Conservatives will sometimes preach "tough love" as a means of dealing with the down-trodden. Maybe it's time for the plutocrats to get a little taste of that bitter medicine. And for my part, I can't see a need to sugar the pill for them by extending the tax cuts that started them down their delusional path.

Come on down, plutocrats! We'll save you a place in line at the soup kitchen!

"I wanna sit by Bernie!"

2 comments:

  1. Thanks for pointing out the inconsistencies of those who had no objections to tax cuts for the rich, but who now protest the few measly billions proposed to help the working class.
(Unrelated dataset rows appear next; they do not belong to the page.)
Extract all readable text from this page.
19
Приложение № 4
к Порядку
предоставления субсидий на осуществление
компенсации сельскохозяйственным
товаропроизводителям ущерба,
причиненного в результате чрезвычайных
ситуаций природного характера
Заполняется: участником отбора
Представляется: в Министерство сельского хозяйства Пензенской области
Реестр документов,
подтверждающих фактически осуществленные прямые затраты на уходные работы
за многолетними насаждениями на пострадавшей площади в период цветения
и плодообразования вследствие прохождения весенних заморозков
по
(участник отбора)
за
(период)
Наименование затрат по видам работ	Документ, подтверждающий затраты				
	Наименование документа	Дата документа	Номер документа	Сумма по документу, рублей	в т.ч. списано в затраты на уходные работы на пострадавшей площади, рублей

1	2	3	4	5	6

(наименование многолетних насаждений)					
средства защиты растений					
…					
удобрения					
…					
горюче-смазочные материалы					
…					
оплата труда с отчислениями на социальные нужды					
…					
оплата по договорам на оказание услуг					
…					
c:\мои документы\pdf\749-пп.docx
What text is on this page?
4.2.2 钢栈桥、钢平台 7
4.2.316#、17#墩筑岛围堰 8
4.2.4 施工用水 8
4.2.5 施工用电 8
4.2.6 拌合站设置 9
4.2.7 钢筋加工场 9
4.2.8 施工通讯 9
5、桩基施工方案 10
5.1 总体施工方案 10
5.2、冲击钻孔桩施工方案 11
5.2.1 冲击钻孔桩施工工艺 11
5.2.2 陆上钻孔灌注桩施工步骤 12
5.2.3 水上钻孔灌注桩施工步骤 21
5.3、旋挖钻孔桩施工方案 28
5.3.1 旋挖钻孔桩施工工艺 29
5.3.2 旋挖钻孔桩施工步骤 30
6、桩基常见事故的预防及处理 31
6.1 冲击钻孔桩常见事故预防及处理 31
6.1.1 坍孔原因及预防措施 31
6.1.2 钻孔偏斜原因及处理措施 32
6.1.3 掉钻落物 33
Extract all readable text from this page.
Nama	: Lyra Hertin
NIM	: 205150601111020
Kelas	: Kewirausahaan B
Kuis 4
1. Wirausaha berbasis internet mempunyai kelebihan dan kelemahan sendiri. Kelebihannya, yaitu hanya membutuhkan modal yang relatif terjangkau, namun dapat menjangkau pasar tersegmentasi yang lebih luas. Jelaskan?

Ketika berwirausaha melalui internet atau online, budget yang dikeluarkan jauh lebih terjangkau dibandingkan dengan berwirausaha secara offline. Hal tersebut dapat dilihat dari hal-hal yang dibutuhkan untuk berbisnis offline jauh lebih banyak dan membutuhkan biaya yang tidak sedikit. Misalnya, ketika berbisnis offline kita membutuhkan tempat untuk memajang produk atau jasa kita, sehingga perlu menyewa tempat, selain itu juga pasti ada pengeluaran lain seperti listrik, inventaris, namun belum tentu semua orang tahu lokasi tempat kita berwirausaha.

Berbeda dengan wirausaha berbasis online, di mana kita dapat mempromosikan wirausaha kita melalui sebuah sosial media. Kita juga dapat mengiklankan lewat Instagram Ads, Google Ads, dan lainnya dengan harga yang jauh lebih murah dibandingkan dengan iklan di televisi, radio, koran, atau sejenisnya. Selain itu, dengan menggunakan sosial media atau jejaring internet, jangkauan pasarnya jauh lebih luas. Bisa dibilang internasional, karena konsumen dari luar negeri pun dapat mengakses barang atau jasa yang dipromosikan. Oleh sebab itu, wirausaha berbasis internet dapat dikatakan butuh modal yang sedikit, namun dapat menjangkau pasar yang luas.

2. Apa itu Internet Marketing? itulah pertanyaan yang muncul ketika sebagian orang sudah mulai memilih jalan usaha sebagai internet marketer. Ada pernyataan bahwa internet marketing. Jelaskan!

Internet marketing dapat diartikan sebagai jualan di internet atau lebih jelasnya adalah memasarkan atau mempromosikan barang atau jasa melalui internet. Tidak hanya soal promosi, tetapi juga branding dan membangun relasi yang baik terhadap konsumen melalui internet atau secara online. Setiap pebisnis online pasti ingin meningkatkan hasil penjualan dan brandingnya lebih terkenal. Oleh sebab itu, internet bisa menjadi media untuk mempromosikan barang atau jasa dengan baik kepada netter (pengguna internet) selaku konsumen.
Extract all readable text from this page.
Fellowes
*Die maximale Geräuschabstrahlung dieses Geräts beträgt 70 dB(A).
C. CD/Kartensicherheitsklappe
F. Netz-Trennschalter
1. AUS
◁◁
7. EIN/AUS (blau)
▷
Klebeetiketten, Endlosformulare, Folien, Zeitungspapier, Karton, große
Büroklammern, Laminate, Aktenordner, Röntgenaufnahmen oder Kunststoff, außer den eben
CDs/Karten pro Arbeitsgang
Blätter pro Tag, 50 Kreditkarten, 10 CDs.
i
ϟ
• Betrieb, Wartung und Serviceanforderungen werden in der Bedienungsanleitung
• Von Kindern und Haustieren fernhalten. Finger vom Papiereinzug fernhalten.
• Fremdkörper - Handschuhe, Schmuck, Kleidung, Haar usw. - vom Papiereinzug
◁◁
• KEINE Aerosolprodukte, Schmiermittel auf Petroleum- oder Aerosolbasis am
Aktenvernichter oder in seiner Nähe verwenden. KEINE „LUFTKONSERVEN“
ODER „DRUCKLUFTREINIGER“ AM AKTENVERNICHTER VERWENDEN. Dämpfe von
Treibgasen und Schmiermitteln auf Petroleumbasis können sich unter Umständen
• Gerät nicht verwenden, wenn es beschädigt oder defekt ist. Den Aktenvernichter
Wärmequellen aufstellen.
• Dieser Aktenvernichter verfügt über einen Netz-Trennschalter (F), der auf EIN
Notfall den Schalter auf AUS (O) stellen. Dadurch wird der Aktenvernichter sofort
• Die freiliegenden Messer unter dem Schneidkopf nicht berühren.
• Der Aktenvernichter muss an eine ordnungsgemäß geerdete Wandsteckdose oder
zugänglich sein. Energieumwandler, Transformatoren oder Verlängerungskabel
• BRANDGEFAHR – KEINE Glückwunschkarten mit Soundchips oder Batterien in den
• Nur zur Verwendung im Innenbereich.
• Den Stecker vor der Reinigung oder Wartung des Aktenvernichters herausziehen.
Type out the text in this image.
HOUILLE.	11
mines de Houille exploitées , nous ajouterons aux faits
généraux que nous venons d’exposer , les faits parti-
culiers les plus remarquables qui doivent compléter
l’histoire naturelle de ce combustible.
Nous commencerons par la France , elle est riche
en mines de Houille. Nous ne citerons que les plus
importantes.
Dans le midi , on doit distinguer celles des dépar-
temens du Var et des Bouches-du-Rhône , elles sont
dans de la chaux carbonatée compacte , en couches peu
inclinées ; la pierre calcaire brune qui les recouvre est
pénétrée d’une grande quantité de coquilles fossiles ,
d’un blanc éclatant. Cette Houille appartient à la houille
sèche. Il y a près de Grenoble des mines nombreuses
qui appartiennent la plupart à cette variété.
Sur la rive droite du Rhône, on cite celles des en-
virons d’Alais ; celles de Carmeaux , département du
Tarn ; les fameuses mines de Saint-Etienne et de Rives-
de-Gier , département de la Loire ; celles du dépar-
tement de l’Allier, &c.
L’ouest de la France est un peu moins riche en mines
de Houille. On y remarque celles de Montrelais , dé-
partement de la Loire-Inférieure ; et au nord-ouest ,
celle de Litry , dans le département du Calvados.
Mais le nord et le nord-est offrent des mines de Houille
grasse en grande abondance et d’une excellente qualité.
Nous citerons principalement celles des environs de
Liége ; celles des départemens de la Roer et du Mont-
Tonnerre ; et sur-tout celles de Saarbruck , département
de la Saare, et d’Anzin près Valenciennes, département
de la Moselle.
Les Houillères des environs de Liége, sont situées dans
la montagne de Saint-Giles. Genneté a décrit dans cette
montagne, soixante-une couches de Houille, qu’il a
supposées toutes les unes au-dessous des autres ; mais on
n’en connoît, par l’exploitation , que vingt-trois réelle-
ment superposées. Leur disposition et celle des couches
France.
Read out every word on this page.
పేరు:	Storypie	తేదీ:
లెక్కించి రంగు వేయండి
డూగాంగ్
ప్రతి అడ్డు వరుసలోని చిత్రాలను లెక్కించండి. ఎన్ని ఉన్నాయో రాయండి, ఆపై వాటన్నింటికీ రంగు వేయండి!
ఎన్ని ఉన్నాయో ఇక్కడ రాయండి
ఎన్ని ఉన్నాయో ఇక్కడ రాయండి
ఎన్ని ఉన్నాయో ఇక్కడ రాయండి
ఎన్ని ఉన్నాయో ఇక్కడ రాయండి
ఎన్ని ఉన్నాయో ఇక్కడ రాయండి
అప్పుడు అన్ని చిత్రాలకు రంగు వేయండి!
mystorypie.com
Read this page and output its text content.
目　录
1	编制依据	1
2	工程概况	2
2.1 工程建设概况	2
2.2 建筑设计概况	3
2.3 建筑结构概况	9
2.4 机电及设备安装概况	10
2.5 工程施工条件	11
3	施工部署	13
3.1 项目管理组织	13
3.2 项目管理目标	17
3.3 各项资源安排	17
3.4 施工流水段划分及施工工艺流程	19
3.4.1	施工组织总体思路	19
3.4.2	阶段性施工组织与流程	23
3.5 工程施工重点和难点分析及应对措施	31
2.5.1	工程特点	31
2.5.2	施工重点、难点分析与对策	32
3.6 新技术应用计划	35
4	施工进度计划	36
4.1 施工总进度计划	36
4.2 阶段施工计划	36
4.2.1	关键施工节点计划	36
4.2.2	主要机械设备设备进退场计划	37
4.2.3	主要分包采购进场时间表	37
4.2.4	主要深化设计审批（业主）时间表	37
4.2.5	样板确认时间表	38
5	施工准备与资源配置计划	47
    But, no, I won't save a place in line at Baloney Joe's for any plutocrat; I'm an Aries and everyone knows Mars and Pluto clash.

    ReplyDelete
  2. Thanks for pointing out the inconsistencies of those who had no objections to tax cuts for the rich, but who now protest the few measly billions proposed to help the working class.

    But, no, I won't save a place in line at Baloney Joe's for any plutocrat; I'm an Aries and everyone knows Mars and Pluto clash.